French politician and officer (1894–1955)

Georges Loustaunau-Lacau (/fr/; 17 April 1894 – 11 February 1955) was a French army officer, anti-communist, anti-Nazi resistant, and politician. His codename in the French Resistance was Navarre. Before the Second World War, Loustaunau-Lacau was involved in extreme anti-communist activities. During the war, he was contracted by the British Secret Intelligence Service to spy on his bosses in the Vichy French government, organizing a massive movement in the French Resistance known as ALLIANCE, before being arrested in North Africa. His organization was taken over by the siblings Jacques Bridou and Marie-Madeleine Fourcade. He was sent to a concentration camp, but managed to escape. After the war, despite having been instrumental in the defeat of the Nazis, he was thought of as untrustworthy by the French, especially because he was an anti-Gaullist. His involvement in anti-communism was often seen as a smokescreen for Fascist sympathies.

== Life and career ==
Loustaunau-Lacau was born in Pau in Basses-Pyrénées (now Pyrénées-Atlantiques), and in 1912 began his studies at the French Army's officer school, the École Spéciale Militaire de Saint-Cyr. He served on the staffs of Maxime Weygand and Hubert Lyautey.

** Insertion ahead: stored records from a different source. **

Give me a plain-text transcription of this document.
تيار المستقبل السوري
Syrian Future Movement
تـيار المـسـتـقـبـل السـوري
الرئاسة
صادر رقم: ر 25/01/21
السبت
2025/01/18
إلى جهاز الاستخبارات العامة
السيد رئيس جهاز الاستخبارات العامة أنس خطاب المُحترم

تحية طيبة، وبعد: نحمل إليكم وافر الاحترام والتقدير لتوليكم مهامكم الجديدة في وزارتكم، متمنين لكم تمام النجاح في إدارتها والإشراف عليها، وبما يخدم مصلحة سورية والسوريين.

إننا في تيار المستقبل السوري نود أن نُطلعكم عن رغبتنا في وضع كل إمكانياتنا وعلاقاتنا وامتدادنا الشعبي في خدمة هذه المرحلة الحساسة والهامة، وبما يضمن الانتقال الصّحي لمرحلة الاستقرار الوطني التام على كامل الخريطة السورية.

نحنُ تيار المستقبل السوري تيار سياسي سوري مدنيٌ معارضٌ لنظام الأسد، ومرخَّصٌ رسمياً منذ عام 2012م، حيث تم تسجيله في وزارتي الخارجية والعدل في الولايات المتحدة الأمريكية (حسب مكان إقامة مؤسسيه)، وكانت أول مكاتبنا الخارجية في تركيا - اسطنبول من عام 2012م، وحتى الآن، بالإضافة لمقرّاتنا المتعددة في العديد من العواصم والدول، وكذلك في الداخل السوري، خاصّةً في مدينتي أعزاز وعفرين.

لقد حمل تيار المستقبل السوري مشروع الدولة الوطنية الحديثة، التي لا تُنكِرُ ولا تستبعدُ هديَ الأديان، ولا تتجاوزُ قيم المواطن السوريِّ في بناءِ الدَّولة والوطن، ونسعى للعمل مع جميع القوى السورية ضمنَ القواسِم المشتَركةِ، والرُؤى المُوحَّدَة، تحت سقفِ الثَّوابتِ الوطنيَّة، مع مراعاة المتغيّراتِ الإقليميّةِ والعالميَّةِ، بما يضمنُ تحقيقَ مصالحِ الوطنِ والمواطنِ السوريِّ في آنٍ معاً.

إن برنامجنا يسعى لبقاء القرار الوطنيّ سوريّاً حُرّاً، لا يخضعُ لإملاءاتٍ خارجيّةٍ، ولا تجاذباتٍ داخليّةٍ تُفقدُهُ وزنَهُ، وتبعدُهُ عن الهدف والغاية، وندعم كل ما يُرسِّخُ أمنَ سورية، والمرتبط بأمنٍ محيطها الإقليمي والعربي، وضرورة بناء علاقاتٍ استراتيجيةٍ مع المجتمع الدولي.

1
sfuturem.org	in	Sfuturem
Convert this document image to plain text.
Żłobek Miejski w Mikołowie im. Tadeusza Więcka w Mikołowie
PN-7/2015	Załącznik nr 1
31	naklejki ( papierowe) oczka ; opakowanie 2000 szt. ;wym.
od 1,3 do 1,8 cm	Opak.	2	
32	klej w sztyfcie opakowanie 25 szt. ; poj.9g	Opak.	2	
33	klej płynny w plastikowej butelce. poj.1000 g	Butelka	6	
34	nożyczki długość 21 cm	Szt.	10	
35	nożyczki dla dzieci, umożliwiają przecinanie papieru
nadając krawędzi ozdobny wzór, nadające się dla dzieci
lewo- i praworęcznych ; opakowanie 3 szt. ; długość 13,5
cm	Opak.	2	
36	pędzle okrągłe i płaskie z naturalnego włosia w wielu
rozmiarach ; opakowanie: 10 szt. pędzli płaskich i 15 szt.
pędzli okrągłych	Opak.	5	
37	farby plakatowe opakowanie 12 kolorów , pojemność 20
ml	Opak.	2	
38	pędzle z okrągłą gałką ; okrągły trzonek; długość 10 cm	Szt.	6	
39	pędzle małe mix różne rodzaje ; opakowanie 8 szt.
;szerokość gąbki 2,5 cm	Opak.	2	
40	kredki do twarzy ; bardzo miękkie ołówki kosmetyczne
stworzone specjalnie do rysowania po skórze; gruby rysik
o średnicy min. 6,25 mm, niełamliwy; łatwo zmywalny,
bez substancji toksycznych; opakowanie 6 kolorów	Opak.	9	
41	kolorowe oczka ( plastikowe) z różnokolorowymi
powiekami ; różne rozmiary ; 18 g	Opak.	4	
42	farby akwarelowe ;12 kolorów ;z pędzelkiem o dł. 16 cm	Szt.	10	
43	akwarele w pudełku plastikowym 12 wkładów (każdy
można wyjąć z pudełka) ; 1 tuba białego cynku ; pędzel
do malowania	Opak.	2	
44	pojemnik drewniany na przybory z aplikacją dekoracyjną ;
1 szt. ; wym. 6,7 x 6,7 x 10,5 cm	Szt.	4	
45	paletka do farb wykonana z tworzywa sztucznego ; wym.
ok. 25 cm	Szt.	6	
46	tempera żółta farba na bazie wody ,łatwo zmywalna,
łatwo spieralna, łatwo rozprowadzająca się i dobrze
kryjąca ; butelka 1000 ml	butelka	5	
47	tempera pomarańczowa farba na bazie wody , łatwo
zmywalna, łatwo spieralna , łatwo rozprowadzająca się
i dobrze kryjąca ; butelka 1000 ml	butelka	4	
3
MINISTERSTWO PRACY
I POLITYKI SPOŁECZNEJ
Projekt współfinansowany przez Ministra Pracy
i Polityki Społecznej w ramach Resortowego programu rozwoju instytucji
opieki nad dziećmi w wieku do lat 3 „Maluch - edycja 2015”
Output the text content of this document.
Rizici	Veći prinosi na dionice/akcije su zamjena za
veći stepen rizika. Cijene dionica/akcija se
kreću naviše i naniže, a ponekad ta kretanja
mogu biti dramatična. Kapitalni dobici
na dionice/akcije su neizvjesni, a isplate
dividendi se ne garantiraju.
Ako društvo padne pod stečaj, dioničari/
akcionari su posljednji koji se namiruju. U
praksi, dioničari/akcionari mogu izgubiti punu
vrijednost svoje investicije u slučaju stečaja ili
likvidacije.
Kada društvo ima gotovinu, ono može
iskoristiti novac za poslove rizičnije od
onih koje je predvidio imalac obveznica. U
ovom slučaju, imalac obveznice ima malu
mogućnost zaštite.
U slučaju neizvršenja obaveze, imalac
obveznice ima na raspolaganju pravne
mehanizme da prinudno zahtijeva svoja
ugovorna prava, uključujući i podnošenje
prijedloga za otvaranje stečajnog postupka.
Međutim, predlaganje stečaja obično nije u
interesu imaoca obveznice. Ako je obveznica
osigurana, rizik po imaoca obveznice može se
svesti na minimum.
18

Loustaunau-Lacau replaced Charles de Gaulle on the staff of Marshal Philippe Pétain in 1926. An officer with far-right and anticommunist views, he was one of the founders of the Union des Comités d'action défensive, also known as the Corvignolles network, the military branch of La Cagoule. His complicity with this organisation was discovered during the investigations ordered by Minister of the Interior Marx Dormoy, and he was dismissed from the army in 1938 by order of War Minister Édouard Daladier.

He was recalled to active service at the outbreak of the Second World War but was arrested on the orders of Daladier on 22 March 1940 and imprisoned at Obernai. Later in 1940, under Pétain's new Vichy regime, Loustaunau-Lacau was appointed to head the Légion française des combattants (LFC), a veterans' organisation created by Vichy France. Loustaunau-Lacau used his new post as a cover to recruit agents for a resistance organisation later known as the Alliance network. There he went by the code name "Navarre". He was replaced as the head of the LFC by Xavier Vallat and sent to French North Africa, where his former chief, Marshal Weygand, had him arrested in May 1941. Loustaunau-Lacau escaped and returned to France, where he was arrested and later deported to Mauthausen concentration camp. He survived his imprisonment and entered conventional politics after the war. He was elected to the National Assembly in 1951 to represent Basses-Pyrénées (now Pyrénées-Atlantiques). Although close to the overtly Petainist Union des nationaux indépendants et républicains, he won his seat as an independent. Loustaunau-Lacau was promoted to the rank of brigadier-general on 3 February 1955 and died in Paris eight days later.